I’m going through closets, drawers, and keepsakes of hers and I find myself wanting to ask her if she thinks we should save something. When is it okay to throw away a person’s hairbrush? What do you do with keepsakes that meant more to the person you lost than they ever did to you? Is it okay to admit that I never liked the color of our bathroom even though she did?

I feel a bit like the man who went to sleep on the airplane and missed his connection. When he got off the plane he expected to be in Cleveland and instead he found himself in San Diego. I love the weather in San Diego but I’m used to the weather in Cleveland. I can predict the weather in Cleveland. I have no idea what people do in San Diego.

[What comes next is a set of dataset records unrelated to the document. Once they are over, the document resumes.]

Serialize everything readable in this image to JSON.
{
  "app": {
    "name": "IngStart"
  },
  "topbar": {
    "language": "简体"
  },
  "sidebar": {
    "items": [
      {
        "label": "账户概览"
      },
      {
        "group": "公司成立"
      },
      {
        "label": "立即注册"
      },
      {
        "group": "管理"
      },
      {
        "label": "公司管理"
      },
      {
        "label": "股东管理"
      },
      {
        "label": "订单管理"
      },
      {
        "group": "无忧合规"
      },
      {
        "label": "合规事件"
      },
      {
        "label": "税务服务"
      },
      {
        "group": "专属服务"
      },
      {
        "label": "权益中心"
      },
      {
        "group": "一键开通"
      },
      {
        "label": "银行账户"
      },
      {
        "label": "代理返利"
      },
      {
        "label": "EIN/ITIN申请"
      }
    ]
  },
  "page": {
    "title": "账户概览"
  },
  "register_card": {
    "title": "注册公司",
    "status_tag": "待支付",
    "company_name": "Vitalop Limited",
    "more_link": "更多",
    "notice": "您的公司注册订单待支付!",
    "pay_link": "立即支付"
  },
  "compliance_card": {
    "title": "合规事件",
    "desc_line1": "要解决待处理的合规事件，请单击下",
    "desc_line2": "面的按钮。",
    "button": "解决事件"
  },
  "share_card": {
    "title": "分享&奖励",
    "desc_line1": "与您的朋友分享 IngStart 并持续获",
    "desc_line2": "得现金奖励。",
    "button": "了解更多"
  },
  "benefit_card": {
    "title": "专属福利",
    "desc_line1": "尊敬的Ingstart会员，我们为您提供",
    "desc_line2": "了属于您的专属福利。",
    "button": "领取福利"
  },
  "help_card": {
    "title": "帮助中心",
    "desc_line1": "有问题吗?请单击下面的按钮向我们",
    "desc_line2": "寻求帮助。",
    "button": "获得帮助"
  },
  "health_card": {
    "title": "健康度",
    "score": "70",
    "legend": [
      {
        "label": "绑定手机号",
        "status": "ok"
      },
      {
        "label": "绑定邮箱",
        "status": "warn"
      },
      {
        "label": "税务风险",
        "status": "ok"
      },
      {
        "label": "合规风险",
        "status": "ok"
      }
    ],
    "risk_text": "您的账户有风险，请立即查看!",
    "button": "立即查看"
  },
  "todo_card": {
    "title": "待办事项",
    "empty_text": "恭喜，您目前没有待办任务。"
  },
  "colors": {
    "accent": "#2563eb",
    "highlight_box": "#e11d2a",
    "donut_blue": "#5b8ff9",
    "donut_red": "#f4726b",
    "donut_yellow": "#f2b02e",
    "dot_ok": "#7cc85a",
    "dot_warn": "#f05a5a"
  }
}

From here I will learn to enjoy the different weather. From here I will adjust to the vortex where a week feels like a month. I will learn to think with more intentionality. From here I will continue to grope at random thoughts however incomplete knowing that eventually I will get to retain a few more.

What Is

What Is

I believe the most spiritual things we do are the least spiritual. It isn’t the amount of great inspirational books we consume, or the amount of prayer circles in which we engage that most effectively develop our spiritual eyes. It is when we engage in the most ordinary things in life that we learn to see God.

My spiritual life on this day consisted of giving sips of water to my wife who can no longer hold a cup, can barely swallow, and doesn’t know for certain where she is. She asks the same question every thirty seconds because she doesn’t remember that she’s asked it. Delirious, disconnected, and demented we watch her slip away from us.

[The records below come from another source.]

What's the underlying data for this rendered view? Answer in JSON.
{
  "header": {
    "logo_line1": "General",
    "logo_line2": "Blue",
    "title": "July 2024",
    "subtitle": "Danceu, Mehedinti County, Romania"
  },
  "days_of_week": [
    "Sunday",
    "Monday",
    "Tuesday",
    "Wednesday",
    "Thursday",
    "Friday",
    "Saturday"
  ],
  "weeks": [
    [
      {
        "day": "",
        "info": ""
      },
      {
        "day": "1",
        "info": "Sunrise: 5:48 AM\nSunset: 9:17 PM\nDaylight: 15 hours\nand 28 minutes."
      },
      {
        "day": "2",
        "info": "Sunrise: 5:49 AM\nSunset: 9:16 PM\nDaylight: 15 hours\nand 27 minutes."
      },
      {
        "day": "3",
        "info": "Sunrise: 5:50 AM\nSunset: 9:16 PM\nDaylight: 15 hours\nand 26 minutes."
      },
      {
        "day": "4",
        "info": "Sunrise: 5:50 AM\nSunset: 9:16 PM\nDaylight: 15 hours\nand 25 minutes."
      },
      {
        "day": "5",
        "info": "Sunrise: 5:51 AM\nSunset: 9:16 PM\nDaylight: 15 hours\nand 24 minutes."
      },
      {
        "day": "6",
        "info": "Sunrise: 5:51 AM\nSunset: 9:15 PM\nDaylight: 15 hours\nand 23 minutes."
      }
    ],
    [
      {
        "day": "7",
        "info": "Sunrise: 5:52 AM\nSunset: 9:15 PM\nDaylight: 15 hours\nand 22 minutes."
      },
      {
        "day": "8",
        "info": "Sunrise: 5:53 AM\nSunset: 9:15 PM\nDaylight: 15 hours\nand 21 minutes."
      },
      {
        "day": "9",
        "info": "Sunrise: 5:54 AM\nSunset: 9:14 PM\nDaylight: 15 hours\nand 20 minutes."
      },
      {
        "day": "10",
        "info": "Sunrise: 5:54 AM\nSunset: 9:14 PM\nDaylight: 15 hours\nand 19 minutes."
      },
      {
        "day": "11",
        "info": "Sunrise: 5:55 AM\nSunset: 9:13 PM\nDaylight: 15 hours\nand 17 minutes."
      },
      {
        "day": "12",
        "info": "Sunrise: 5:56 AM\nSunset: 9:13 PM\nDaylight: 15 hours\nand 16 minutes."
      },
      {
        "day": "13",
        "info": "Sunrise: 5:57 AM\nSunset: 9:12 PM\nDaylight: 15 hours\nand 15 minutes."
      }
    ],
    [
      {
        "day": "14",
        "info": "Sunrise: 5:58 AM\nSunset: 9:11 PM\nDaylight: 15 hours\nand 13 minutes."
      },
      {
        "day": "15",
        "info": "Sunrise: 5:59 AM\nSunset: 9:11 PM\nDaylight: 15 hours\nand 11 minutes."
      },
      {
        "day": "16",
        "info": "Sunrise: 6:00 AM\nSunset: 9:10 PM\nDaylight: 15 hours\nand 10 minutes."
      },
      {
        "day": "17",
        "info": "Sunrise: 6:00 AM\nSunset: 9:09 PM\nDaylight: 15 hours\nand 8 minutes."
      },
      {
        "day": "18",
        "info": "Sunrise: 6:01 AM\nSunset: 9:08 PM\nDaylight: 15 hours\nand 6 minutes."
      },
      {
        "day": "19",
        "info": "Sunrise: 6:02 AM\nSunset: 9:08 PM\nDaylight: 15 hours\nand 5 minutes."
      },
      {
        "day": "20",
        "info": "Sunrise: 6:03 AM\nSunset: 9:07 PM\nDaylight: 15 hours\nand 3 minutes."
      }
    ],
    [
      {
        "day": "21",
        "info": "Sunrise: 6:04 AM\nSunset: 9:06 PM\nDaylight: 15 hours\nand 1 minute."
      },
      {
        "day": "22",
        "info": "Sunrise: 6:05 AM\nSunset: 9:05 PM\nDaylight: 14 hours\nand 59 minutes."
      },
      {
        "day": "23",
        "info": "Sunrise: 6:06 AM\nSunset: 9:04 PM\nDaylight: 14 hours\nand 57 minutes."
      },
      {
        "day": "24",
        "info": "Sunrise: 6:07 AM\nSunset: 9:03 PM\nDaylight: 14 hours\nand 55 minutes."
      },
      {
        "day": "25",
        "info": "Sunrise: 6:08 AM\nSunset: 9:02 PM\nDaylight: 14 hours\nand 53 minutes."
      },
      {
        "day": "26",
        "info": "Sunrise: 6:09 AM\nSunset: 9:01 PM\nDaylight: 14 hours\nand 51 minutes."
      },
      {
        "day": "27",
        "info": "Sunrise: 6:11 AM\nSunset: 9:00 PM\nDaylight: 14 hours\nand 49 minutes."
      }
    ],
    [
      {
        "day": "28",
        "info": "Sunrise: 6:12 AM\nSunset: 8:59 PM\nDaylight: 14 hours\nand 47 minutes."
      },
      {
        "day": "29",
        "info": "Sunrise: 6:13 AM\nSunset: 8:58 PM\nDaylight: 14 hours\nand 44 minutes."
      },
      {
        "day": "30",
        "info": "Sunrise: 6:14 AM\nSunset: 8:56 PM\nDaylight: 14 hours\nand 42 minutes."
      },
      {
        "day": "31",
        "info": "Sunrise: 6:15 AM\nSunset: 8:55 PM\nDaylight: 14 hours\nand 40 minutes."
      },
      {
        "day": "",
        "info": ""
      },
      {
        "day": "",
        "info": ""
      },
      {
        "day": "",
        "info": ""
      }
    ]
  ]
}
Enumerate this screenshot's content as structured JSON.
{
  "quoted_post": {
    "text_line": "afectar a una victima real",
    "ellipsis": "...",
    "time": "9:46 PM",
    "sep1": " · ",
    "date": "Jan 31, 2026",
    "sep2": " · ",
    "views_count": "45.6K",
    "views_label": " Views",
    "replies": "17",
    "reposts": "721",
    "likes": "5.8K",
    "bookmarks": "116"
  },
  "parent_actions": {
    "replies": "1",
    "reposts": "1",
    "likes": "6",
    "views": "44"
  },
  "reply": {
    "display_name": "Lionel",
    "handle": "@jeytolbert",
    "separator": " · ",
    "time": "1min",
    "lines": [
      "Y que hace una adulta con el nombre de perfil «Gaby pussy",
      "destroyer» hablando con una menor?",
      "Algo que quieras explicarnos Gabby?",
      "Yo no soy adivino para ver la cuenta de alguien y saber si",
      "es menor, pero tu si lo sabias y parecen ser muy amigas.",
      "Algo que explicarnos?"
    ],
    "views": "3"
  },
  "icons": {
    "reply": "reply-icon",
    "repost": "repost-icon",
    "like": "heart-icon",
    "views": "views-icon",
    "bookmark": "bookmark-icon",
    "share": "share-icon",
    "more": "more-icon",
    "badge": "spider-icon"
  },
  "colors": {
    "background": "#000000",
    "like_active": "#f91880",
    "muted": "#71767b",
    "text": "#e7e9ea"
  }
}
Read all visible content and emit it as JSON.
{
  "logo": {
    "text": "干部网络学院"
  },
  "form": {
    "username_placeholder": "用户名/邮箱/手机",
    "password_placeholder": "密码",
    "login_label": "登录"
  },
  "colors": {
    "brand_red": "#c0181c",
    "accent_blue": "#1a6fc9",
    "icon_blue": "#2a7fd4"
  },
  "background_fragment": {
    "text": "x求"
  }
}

This is what dying looks like. It sucks with a loud noise! It isn’t graceful. It isn’t sweet. And it sure as hell isn’t pretty. Not the version I’m watching, anyway.

About a week and a half ago Tricia began slipping into long seasons of confusion, not eating, and not being able to feed herself. Her hands and arms are no longer much help as her MS has progressed upward. Her voice is very frail and her speech is slurred when she does attempt to speak. The painful shift in our reality culminated last week when she no longer recognized our daughter.

My point in sharing this entry isn’t to point out how challenging my life is. Nor is it to spin myself as some kind of hero. I’m not. I hate it and wish I were anywhere but here most days. Death’s waiting room is a crappy place to spend any time. The point of this entry is that our most spiritual place is right where we are. Taking up our cross is taking up our reality. This season is just about showing up and giving someone five spoonfuls of sweet potatoes and letting them ask us whether it is morning or night fifty times while we do it. My heart hopes that in those five bites of food she gets from me that she’s reminded that I love her and that I’m here.

What is it that has felt the least spiritual to you today and yet may be the very most spiritual? You may have only thrown a ball with your son, but you made a memory that will shape his life. You may have taken your daughter to the movie, but it impacted her because you gave her the gift of time. The conversation you had with your spouse between soccer games and the grocery store may have felt mundane to you but it meant the world to them. It is those things for which we live. Not the big ministry opportunity, or the great epiphany on the hillside with the guru. It is those five blinking spoonfuls of sweet potatoes that are exactly where God has us. Let’s not waste them and learn to see God in our reality.